Compliance Thoughts on My Mind

Random thoughts about corporate compliance and ethics while waiting for Russian operatives to set up a meeting with me rather than Donald Trump Jr…

A compliance officer in financial services recently suggested to me that AML compliance functions should be merged with cybersecurity. After all, he said, both groups seek to identify the true intentions of parties wandering around their enterprise, and to stop wrongdoers from taking money out the door. When you think about it, his idea isn’t half bad.

Where the heck is our final COSO framework for enterprise risk management?

If lawmakers were serious about bipartisan efforts to ease financial regulation, they would start with easing regulation on community banks: much needed, sensible, and politically popular.

Let’s say Congress or the Securities and Exchange Commission do raise exemption threshold for compliance with Section 404(b) of the Sarbanes-Oxley Act. What company is then going to stop audits of internal control over financial reporting? Management still has to assess the effectiveness of ICFR under Section 404(a). If you stop ICFR audits and later suffer a restatement, those 404(a) assertions—which are almost always positive—become a bullseye on the company’s rear end for shareholder litigation.

I don’t get this lawsuit saying internal whistleblowers aren’t protected under the Dodd-Frank Act unless they report to the SEC first. If the Supreme Court upholds that position, they’ll just report to the SEC first. So the company still has a whistleblower on its hands, who can still allege retaliation any time, and you’re on the SEC’s radar screen to boot. This suit is terrible for compliance officers and short-sighted for companies.

Of course lawmakers aren’t serious about bipartisan efforts to ease financial regulation.

Anyone who believes that the slowdown in IPOs is due to SOX or other regulatory requirements is delusional. I’ll have a whole column devoted to that later this month, but for now: companies are staying private because they can. The true problem isn’t a company’s ability to go public; it’s the ability to stay public.

If you are a corporate compliance officer and not a member of Precheck and Global Entry, I question your sanity.
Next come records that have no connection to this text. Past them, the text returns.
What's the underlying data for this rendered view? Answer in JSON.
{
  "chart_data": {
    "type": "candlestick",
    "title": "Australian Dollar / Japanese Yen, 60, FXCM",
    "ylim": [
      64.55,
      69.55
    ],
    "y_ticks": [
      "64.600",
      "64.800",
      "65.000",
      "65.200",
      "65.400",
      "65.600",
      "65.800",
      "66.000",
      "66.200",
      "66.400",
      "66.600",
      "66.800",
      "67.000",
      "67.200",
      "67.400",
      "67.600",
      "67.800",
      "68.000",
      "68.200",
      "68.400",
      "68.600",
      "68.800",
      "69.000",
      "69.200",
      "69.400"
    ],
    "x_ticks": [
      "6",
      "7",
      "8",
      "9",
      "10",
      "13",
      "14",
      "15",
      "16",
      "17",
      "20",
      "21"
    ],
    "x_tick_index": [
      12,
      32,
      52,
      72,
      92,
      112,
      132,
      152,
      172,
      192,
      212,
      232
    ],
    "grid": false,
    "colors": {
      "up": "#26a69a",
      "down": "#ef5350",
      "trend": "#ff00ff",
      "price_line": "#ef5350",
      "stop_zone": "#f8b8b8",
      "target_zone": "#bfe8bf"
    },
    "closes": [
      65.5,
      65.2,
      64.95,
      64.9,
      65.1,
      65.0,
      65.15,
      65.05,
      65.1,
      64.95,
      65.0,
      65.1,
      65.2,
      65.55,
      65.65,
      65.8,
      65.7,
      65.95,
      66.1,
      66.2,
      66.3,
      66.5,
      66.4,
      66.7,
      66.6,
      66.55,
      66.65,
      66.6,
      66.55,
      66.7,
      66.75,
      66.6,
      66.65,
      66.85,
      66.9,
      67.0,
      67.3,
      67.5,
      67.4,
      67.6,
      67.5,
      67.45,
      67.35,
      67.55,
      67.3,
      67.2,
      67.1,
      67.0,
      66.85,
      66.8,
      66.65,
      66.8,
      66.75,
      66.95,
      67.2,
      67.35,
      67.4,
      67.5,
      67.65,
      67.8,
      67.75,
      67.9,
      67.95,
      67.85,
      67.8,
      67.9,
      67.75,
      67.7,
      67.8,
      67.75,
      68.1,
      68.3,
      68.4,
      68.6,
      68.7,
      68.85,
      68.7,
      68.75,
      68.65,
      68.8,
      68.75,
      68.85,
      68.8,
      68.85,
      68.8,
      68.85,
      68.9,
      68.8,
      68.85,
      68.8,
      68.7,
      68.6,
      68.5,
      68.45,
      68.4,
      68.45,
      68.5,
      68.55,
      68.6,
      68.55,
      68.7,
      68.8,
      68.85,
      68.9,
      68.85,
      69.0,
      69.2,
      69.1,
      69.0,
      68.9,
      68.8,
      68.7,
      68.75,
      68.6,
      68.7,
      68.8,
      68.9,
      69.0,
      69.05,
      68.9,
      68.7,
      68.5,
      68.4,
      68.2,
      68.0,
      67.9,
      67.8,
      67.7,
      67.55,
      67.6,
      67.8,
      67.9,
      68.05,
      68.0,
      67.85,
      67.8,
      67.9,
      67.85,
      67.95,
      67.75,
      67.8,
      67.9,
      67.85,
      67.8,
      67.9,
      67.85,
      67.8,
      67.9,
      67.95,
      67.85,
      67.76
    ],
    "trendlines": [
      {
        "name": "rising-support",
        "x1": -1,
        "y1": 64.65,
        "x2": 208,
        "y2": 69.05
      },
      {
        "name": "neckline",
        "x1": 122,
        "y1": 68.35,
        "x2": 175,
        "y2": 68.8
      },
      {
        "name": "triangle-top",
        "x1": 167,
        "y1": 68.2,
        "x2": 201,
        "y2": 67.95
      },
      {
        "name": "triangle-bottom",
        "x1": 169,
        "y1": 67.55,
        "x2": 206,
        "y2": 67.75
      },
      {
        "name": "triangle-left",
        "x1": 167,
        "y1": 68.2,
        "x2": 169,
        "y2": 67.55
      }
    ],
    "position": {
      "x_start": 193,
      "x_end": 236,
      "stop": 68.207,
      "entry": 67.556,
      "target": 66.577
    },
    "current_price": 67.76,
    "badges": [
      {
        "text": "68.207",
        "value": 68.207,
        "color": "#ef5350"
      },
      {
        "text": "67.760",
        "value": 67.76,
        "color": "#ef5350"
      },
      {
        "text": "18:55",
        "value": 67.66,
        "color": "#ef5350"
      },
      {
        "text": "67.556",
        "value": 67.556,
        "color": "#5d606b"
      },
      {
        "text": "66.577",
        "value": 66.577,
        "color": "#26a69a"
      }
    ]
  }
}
Non-compete agreements are spurious things. If you can’t protect company interests through non-disclosure agreements and trade secrets law, get a new employment lawyer.

President Trump’s principal problem is this: as he keeps doing what he does, an increasing number of politicians find that opposing Trump pays political dividends for their constituencies back home. It’s true of Democrats and foreign leaders now; and it will be true of Republicans in Democratic leaning districts soon enough. Already, even in Republican districts up for special election this spring, support of Trump didn’t cost anyone a majority of votes—but it did cost an awfully expensive minority of them.

The Financial Choice Act is a hodgepodge of unwise ideas, but the dumbest is to exempt vastly more companies from filing their financial statements tagged in XBRL (who have already been in compliance for years anyway). Few technologies have as much upside for as little cost as this one. My prediction: this idea will go away.

The point of SOX and Section 404 was to reduce the likelihood of financial restatements. Fifteen years on, restatements are down in frequency and magnitude. Like it or not, SOX compliance works.

Adam Turtletaub should be the next CEO of the Society of Corporate Compliance & Ethics. He’s top-notch—although, in fairness, so is everybody else at SCCE.

Writing the Compliance Jobs Report every Friday is the best part of what I do. I love seeing how compliance professionals move around and grow in their careers.

If Michael Piwowar were still acting chairman of the SEC, we wouldn’t have this hand-wringing about whether the CEO Pay Ratio Disclosure Rule might go into effect later this year after all. He’d just kill the rule unilaterally.

The longer I watch the compliance world, and the more complicated it becomes, the more I appreciate how much of the challenge is about smart information governance.

I have no problem with the SEC allowing all companies to submit confidential registration statements ahead of an IPO. It may suggest that they’re uneasy and scared, but it doesn’t mean they’re deliberately hiding bad accounting. I mean, look at Twitter and Snap. Their IPOs were wholly predicated on bad business models. They still went public.

The Trump Administration’s commission on election fraud is invitation to the largest, most damaging cybersecurity attack in U.S. history—just so President Trump, Jeff Sessions, and Kris Kobach can pursue their fantasy that people with dark skin vote illegally. Thank the Lord this idea is on hold, hopefully forever.

Hui Chen was 100 percent right to say the Justice Department can’t enforce corporate conduct laws with a straight face with President Trump behaving the way he does. He tramples every principle of good conduct he can find. If we truly ran the government like a corporation, he’d already be fired.

I have spent much time recently reading companies’ disclosure of how the new revenue recognition standard (coming in December!) might affect their financial picture. SEC officials have been warning companies that those disclosures really aren’t up to snuff. Those SEC officials have a point.

I am amazed at how much wisdom about compliance, ethics, and business conduct can be gained by raising small children.